In the meantime, check out some of Our Side’s earlier acquisitions in “The Legacy of Genghis Khan: Courtly Art and Culture in Western Asia, 1256–1353,” a spectacular and sharply focused co-production of LACMA and the Metropolitan Museum of Art in New York (to be fair to the creepy tomb raiders, some of the artifacts included here do come from such in situ institutions as the Inner Mongolia Museum of Hohhot and the Museum of Islamic Art in Qatar).


The timing of this exhibit is ridiculous. The show — years in the planning — basically outlines the artistic record of the Mongol conquest of the Middle East, culminating in the fall of Baghdad in 1258 to the greatest pre-corporate terrestrial empire in history. It opened Sunday, April 13, as U.S. troops made their anticlimactic advance on the stronghold of Tikrit, having only just liberated Baghdad a few days earlier. While general popular interest in Middle Eastern arts and crafts is understandably heightened, the exhibit offers more than just an opportunity to expose oneself to the cultural history of our new friends: It carries a deep and surprisingly optimistic message about the ability of art to adapt and survive — even flourish — in the wake of political chaos and devastation.


 


Inventively laid out with faux vaulting and arcades reminiscent of Islamic architecture, “The Legacy of Genghis Khan” traces the incursion of the Mongolian conqueror into China, Russia and — primarily — the Middle East, the porous hemispheric culture that this empire engendered, and the hybrid art forms that it left behind. The history is complex and fascinating, and rather than recount it here, I instead suggest that you allot yourself several hours to spend absorbing the subtle cross-fertilizations delineated — the overall effect is equivalent to an excellent art-history book or class (except the art is actually physically present), and co-curators Linda Komaroff and Stefano Carboni are to be commended for the exhibit’s depth and focus, and for not talking down to their audience.

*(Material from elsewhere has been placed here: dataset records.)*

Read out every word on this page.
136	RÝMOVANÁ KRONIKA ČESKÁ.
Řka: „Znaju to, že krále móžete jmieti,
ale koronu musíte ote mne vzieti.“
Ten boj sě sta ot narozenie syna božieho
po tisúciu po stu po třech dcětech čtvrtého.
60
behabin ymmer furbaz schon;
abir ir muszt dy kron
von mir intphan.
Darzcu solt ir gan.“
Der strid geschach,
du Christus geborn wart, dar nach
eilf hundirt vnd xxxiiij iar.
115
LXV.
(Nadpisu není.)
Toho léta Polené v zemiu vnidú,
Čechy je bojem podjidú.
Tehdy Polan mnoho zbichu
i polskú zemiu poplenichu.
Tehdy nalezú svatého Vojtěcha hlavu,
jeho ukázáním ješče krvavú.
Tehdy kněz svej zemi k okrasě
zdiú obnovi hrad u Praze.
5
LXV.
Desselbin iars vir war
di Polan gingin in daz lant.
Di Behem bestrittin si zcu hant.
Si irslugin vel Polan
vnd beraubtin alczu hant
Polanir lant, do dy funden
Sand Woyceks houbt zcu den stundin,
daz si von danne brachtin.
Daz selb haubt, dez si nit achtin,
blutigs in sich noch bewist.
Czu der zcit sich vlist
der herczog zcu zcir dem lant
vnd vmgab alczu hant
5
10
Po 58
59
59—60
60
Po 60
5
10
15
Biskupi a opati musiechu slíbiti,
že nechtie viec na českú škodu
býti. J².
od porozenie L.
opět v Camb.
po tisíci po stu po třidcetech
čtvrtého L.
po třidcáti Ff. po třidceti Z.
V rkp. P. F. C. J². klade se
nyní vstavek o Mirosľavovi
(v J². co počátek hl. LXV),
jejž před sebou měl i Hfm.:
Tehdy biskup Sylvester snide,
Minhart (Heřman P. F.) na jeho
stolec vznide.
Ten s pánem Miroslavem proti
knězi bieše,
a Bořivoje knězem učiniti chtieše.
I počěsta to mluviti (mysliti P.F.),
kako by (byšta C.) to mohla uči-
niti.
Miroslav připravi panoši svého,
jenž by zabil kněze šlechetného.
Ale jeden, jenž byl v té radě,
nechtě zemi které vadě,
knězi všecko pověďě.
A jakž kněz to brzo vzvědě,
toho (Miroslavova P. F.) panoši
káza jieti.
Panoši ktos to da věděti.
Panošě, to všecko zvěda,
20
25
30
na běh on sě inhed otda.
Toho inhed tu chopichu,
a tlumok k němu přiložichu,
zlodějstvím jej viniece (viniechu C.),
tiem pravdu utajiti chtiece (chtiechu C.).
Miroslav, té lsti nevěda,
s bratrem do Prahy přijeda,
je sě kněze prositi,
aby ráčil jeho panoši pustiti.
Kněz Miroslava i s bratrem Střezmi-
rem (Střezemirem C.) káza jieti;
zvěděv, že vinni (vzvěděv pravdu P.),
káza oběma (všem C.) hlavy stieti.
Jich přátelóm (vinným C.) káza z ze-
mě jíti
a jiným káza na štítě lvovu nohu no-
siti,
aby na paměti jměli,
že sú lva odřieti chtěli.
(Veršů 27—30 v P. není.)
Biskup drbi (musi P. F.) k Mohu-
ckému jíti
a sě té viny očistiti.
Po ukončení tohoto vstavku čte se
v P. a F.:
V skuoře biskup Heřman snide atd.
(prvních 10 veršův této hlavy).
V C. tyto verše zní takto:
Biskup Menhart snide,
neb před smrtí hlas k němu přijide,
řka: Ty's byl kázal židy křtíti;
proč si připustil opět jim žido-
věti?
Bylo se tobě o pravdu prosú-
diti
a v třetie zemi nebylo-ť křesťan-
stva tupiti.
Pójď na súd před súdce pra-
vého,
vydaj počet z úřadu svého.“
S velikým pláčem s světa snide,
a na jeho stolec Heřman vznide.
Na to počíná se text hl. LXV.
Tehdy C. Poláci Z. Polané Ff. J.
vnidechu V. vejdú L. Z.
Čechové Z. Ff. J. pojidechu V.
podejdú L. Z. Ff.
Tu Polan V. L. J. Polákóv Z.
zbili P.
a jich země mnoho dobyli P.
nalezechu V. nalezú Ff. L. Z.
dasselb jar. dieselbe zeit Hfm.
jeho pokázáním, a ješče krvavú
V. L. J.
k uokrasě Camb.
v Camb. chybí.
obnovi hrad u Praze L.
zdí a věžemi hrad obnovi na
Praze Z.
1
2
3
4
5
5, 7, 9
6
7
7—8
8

More than 200 pieces were assembled from 40 collections — not including LACMA and the Met — and many of them are timelessly breathtaking in their formal beauty and craftsmanship. The wealth of illuminated manuscript pages alone — many of them from the Jami’ al-tavarikh, an encyclopedic history of the world including both Old Testament stories (Samson and Jonah are particularly dynamic) and Iranian dynastic folklore re-populated with Mongol-featured figures in distinctly Chinese landscapes — is an absorbing show in itself. Pictures aside, the calligraphy is exquisite — particularly the pages from the now-dispersed Anonymous Baghdad Koran. Textiles, which probably played the major role as viral messengers between the far-flung regions of the empire, are represented by dozens of examples of elaborately patterned silks woven with gold-wrapped thread — including a substantial series of coral-and-deep-red panels with a gold twin-rooster medallion pattern, designed to decorate the interior of a royal Mongol tent. Ceramics include lustrous fritware vessels and glittering ornamental tile work, often colored with gorgeous time-smeared turquoise pigment — my favorites being the two too-poignant Frieze Tiles From Natanz, with their borders of paired birds methodically decapitated by later hard-line iconoclasts.

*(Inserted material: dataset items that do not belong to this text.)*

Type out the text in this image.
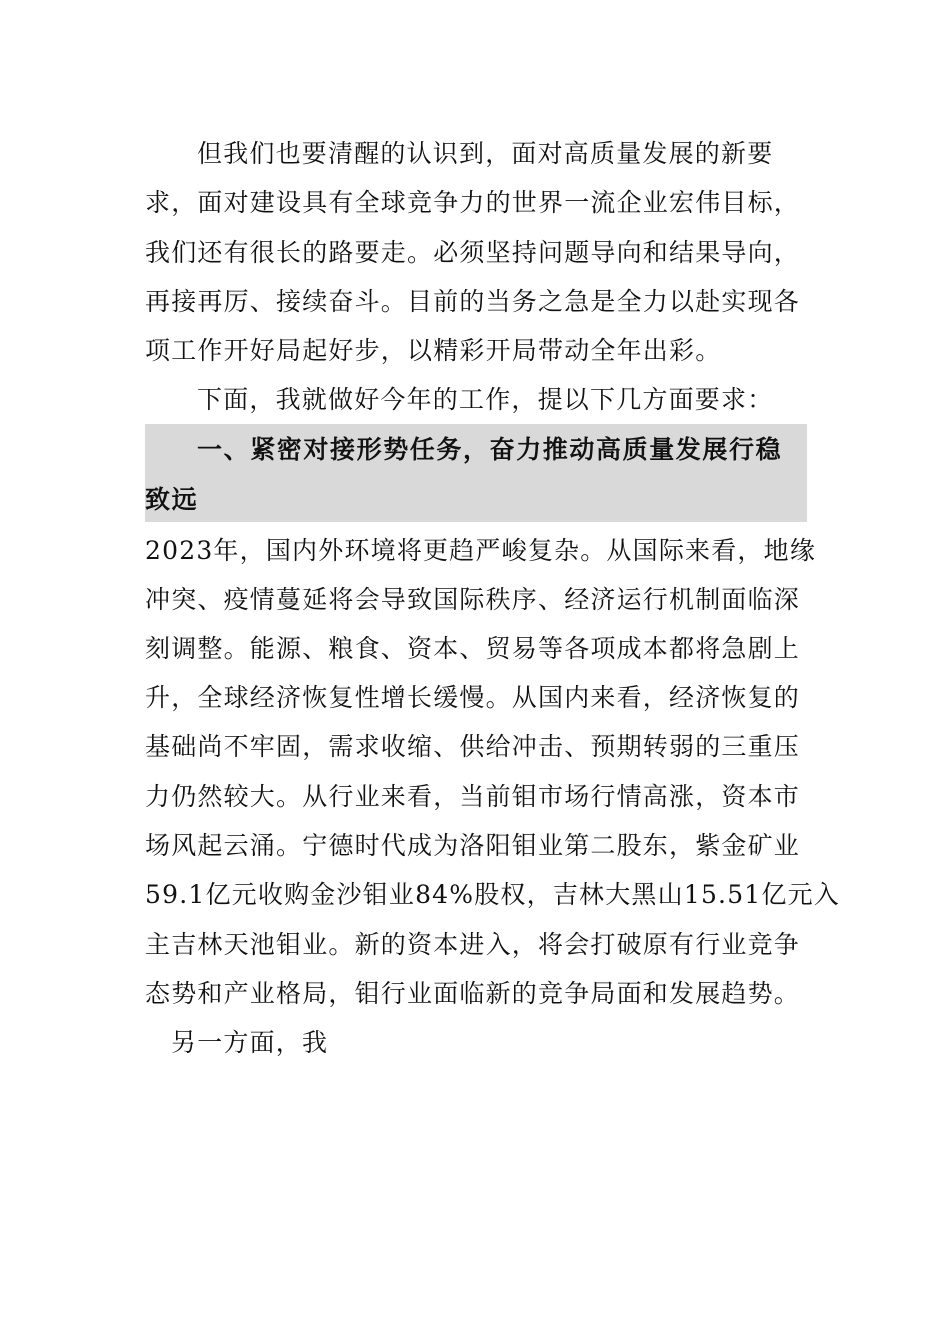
但我们也要清醒的认识到，面对高质量发展的新要
求，面对建设具有全球竞争力的世界一流企业宏伟目标，
我们还有很长的路要走。必须坚持问题导向和结果导向，
再接再厉、接续奋斗。目前的当务之急是全力以赴实现各
项工作开好局起好步，以精彩开局带动全年出彩。
下面，我就做好今年的工作，提以下几方面要求：
一、紧密对接形势任务，奋力推动高质量发展行稳
致远
2023年，国内外环境将更趋严峻复杂。从国际来看，地缘
冲突、疫情蔓延将会导致国际秩序、经济运行机制面临深
刻调整。能源、粮食、资本、贸易等各项成本都将急剧上
升，全球经济恢复性增长缓慢。从国内来看，经济恢复的
基础尚不牢固，需求收缩、供给冲击、预期转弱的三重压
力仍然较大。从行业来看，当前钼市场行情高涨，资本市
场风起云涌。宁德时代成为洛阳钼业第二股东，紫金矿业
59.1亿元收购金沙钼业84%股权，吉林大黑山15.51亿元入
主吉林天池钼业。新的资本进入，将会打破原有行业竞争
态势和产业格局，钼行业面临新的竞争局面和发展趋势。
另一方面，我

My deepest impression, though, came from the metalwork — particularly the various vessels made of brass, and intricately inlaid with silver and gold. There are numerous eye-boggling examples, including a pen case with an astrological motif, a number of enormous candlesticks, a bucket signed by the artist Muhammed Shah al-Shirazi, and a gigantic fluted basin. The inlay is impossibly fine and alternates between figural and decorative. There’s one serious problem: While the surviving filigree is clear from a normal point of view, it leaps to life if the viewer crouches down to catch the reflected overhead lighting. If any artworks currently on view in L.A. deserve to be prostrated before, it’s these dazzling testimonials to art’s ability to absorb, adapt and transcend whatever governmental retardation with which it is currently, temporarily burdened.